US Dollar.

La distracción del dólar de la Fed

CAMBRIDGE – En su declaración de políticas de septiembre, la Reserva Federal estadounidense tomó en consideración –de manera importante– el impacto de los eventos económicos mundiales sobre los Estados Unidos y, por lo tanto, sobre la política monetaria de ese país. De hecho, la decisión de la Fed para demorar la suba de las tasas de interés se debió en parte a que los responsables de las políticas estadounidenses prevén que la apreciación del dólar, al reducir los precios de las importaciones, le restará capacidad para alcanzar la meta de inflación del 2 %.
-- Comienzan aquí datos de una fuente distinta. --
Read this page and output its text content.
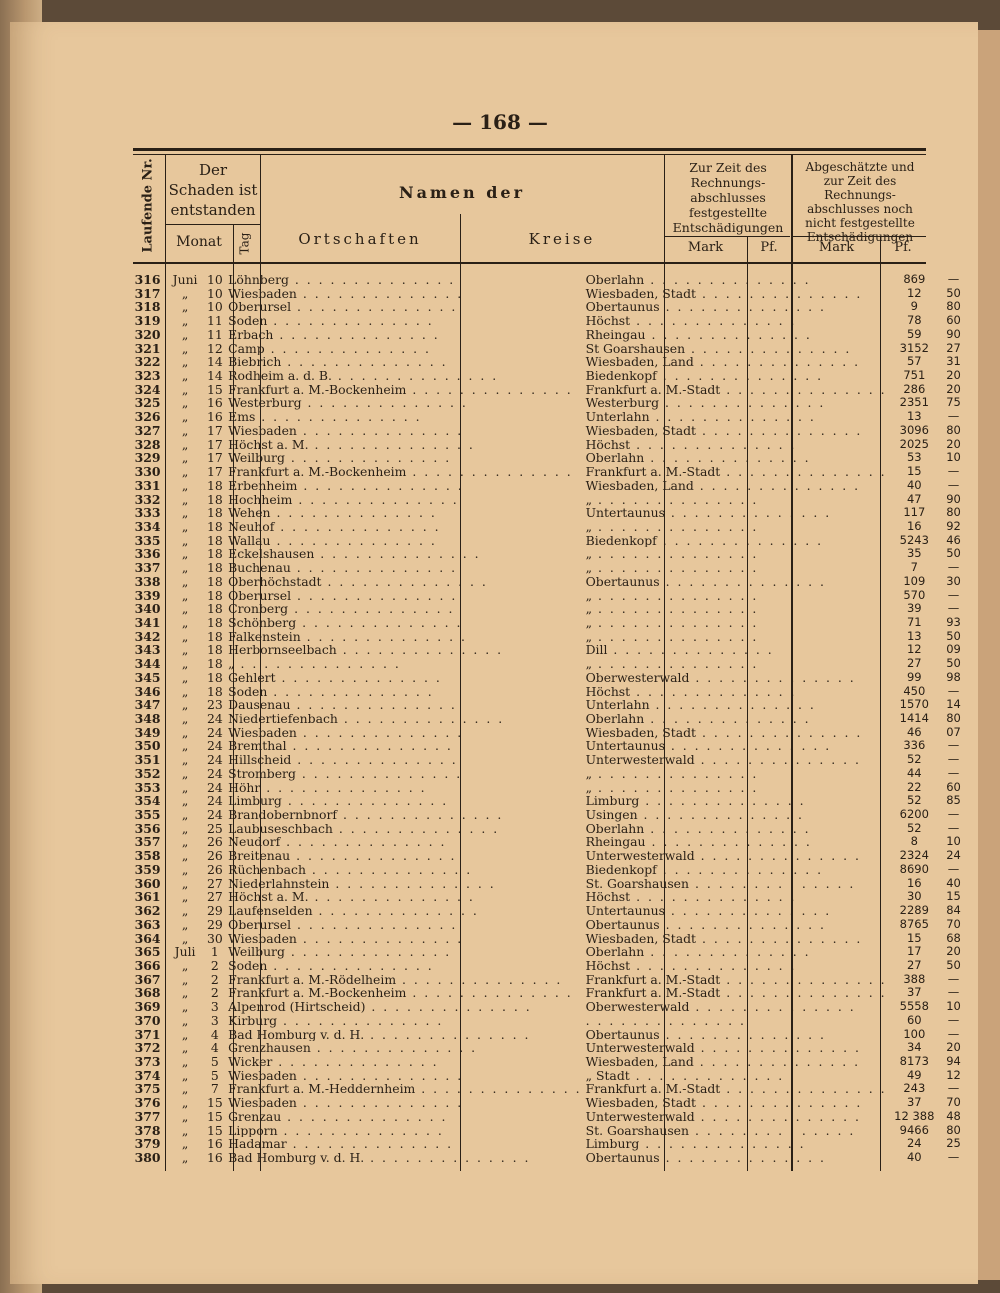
— 168 —
Laufende Nr.	Der Schaden ist entstanden
Monat	Tag
Namen der
Ortschaften	Kreise
Zur Zeit des Rechnungs- abschlusses festgestellte Entschädigungen
Abgeschätzte und zur Zeit des Rechnungs- abschlusses noch nicht festgestellte Entschädigungen
Mark	Pf.	Mark	Pf.
316	Juni	10	Löhnberg . . . . . . . . . . . . . .	Oberlahn . . . . . . . . . . . . . .	869	—		
317	„	10	Wiesbaden . . . . . . . . . . . . . .	Wiesbaden, Stadt . . . . . . . . . . . . . .	12	50		
318	„	10	Oberursel . . . . . . . . . . . . . .	Obertaunus . . . . . . . . . . . . . .	9	80		
319	„	11	Soden . . . . . . . . . . . . . .	Höchst . . . . . . . . . . . . . .	78	60		
320	„	11	Erbach . . . . . . . . . . . . . .	Rheingau . . . . . . . . . . . . . .	59	90		
321	„	12	Camp . . . . . . . . . . . . . .	St Goarshausen . . . . . . . . . . . . . .	3152	27		
322	„	14	Biebrich . . . . . . . . . . . . . .	Wiesbaden, Land . . . . . . . . . . . . . .	57	31		
323	„	14	Rodheim a. d. B. . . . . . . . . . . . . . .	Biedenkopf . . . . . . . . . . . . . .	751	20		
324	„	15	Frankfurt a. M.-Bockenheim . . . . . . . . . . . . . .	Frankfurt a. M.-Stadt . . . . . . . . . . . . . .	286	20		
325	„	16	Westerburg . . . . . . . . . . . . . .	Westerburg . . . . . . . . . . . . . .	2351	75		
326	„	16	Ems . . . . . . . . . . . . . .	Unterlahn . . . . . . . . . . . . . .	13	—		
327	„	17	Wiesbaden . . . . . . . . . . . . . .	Wiesbaden, Stadt . . . . . . . . . . . . . .	3096	80		
328	„	17	Höchst a. M. . . . . . . . . . . . . . .	Höchst . . . . . . . . . . . . . .	2025	20		
329	„	17	Weilburg . . . . . . . . . . . . . .	Oberlahn . . . . . . . . . . . . . .	53	10		
330	„	17	Frankfurt a. M.-Bockenheim . . . . . . . . . . . . . .	Frankfurt a. M.-Stadt . . . . . . . . . . . . . .	15	—		
331	„	18	Erbenheim . . . . . . . . . . . . . .	Wiesbaden, Land . . . . . . . . . . . . . .	40	—		
332	„	18	Hochheim . . . . . . . . . . . . . .	„ . . . . . . . . . . . . . .	47	90		
333	„	18	Wehen . . . . . . . . . . . . . .	Untertaunus . . . . . . . . . . . . . .	117	80		
334	„	18	Neuhof . . . . . . . . . . . . . .	„ . . . . . . . . . . . . . .	16	92		
335	„	18	Wallau . . . . . . . . . . . . . .	Biedenkopf . . . . . . . . . . . . . .	5243	46		
336	„	18	Eckelshausen . . . . . . . . . . . . . .	„ . . . . . . . . . . . . . .	35	50		
337	„	18	Buchenau . . . . . . . . . . . . . .	„ . . . . . . . . . . . . . .	7	—		
338	„	18	Oberhöchstadt . . . . . . . . . . . . . .	Obertaunus . . . . . . . . . . . . . .	109	30		
339	„	18	Oberursel . . . . . . . . . . . . . .	„ . . . . . . . . . . . . . .	570	—		
340	„	18	Cronberg . . . . . . . . . . . . . .	„ . . . . . . . . . . . . . .	39	—		
341	„	18	Schönberg . . . . . . . . . . . . . .	„ . . . . . . . . . . . . . .	71	93		
342	„	18	Falkenstein . . . . . . . . . . . . . .	„ . . . . . . . . . . . . . .	13	50		
343	„	18	Herbornseelbach . . . . . . . . . . . . . .	Dill . . . . . . . . . . . . . .	12	09		
344	„	18	„ . . . . . . . . . . . . . .	„ . . . . . . . . . . . . . .	27	50		
345	„	18	Gehlert . . . . . . . . . . . . . .	Oberwesterwald . . . . . . . . . . . . . .	99	98		
346	„	18	Soden . . . . . . . . . . . . . .	Höchst . . . . . . . . . . . . . .	450	—		
347	„	23	Dausenau . . . . . . . . . . . . . .	Unterlahn . . . . . . . . . . . . . .	1570	14		
348	„	24	Niedertiefenbach . . . . . . . . . . . . . .	Oberlahn . . . . . . . . . . . . . .	1414	80		
349	„	24	Wiesbaden . . . . . . . . . . . . . .	Wiesbaden, Stadt . . . . . . . . . . . . . .	46	07		
350	„	24	Bremthal . . . . . . . . . . . . . .	Untertaunus . . . . . . . . . . . . . .	336	—		
351	„	24	Hillscheid . . . . . . . . . . . . . .	Unterwesterwald . . . . . . . . . . . . . .	52	—		
352	„	24	Stromberg . . . . . . . . . . . . . .	„ . . . . . . . . . . . . . .	44	—		
353	„	24	Höhr . . . . . . . . . . . . . .	„ . . . . . . . . . . . . . .	22	60		
354	„	24	Limburg . . . . . . . . . . . . . .	Limburg . . . . . . . . . . . . . .	52	85		
355	„	24	Brandobernbnorf . . . . . . . . . . . . . .	Usingen . . . . . . . . . . . . . .	6200	—		
356	„	25	Laubuseschbach . . . . . . . . . . . . . .	Oberlahn . . . . . . . . . . . . . .	52	—		
357	„	26	Neudorf . . . . . . . . . . . . . .	Rheingau . . . . . . . . . . . . . .	8	10		
358	„	26	Breitenau . . . . . . . . . . . . . .	Unterwesterwald . . . . . . . . . . . . . .	2324	24		
359	„	26	Rüchenbach . . . . . . . . . . . . . .	Biedenkopf . . . . . . . . . . . . . .	8690	—		
360	„	27	Niederlahnstein . . . . . . . . . . . . . .	St. Goarshausen . . . . . . . . . . . . . .	16	40		
361	„	27	Höchst a. M. . . . . . . . . . . . . . .	Höchst . . . . . . . . . . . . . .	30	15		
362	„	29	Laufenselden . . . . . . . . . . . . . .	Untertaunus . . . . . . . . . . . . . .	2289	84		
363	„	29	Oberursel . . . . . . . . . . . . . .	Obertaunus . . . . . . . . . . . . . .	8765	70		
364	„	30	Wiesbaden . . . . . . . . . . . . . .	Wiesbaden, Stadt . . . . . . . . . . . . . .	15	68		
365	Juli	1	Weilburg . . . . . . . . . . . . . .	Oberlahn . . . . . . . . . . . . . .	17	20		
366	„	2	Soden . . . . . . . . . . . . . .	Höchst . . . . . . . . . . . . . .	27	50		
367	„	2	Frankfurt a. M.-Rödelheim . . . . . . . . . . . . . .	Frankfurt a. M.-Stadt . . . . . . . . . . . . . .	388	—		
368	„	2	Frankfurt a. M.-Bockenheim . . . . . . . . . . . . . .	Frankfurt a. M.-Stadt . . . . . . . . . . . . . .	37	—		
369	„	3	Alpenrod (Hirtscheid) . . . . . . . . . . . . . .	Oberwesterwald . . . . . . . . . . . . . .	5558	10		
370	„	3	Kirburg . . . . . . . . . . . . . .	. . . . . . . . . . . . . .	60	—		
371	„	4	Bad Homburg v. d. H. . . . . . . . . . . . . . .	Obertaunus . . . . . . . . . . . . . .	100	—		
372	„	4	Grenzhausen . . . . . . . . . . . . . .	Unterwesterwald . . . . . . . . . . . . . .	34	20		
373	„	5	Wicker . . . . . . . . . . . . . .	Wiesbaden, Land . . . . . . . . . . . . . .	8173	94		
374	„	5	Wiesbaden . . . . . . . . . . . . . .	„ Stadt . . . . . . . . . . . . . .	49	12		
375	„	7	Frankfurt a. M.-Heddernheim . . . . . . . . . . . . . .	Frankfurt a. M.-Stadt . . . . . . . . . . . . . .	243	—		
376	„	15	Wiesbaden . . . . . . . . . . . . . .	Wiesbaden, Stadt . . . . . . . . . . . . . .	37	70		
377	„	15	Grenzau . . . . . . . . . . . . . .	Unterwesterwald . . . . . . . . . . . . . .	12 388	48		
378	„	15	Lipporn . . . . . . . . . . . . . .	St. Goarshausen . . . . . . . . . . . . . .	9466	80		
379	„	16	Hadamar . . . . . . . . . . . . . .	Limburg . . . . . . . . . . . . . .	24	25		
380	„	16	Bad Homburg v. d. H. . . . . . . . . . . . . . .	Obertaunus . . . . . . . . . . . . . .	40	—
En realidad, aunque las fluctuaciones cambiarias pueden tener un impacto significativo sobre la inflación en otros países, las variaciones del dólar rara vez han incidido significativa o duraderamente sobre los precios en EE. UU. La diferencia, por supuesto, reside en el papel dominante del dólar estadounidense en la facturación del comercio internacional: los precios se fijan en dólares.

Así como el dólar suele ser la unidad de cuenta en los contratos de deuda, incluso cuando ni el prestatario ni el prestamista son entidades estadounidenses, la participación del dólar en la facturación del comercio internacional es aproximadamente de 4,5 veces la participación de EE. UU. en las importaciones mundiales y el triple de su participación en las exportaciones mundiales. El precio de aproximadamente el 93 % de las importaciones de EE. UU. se fija en dólares.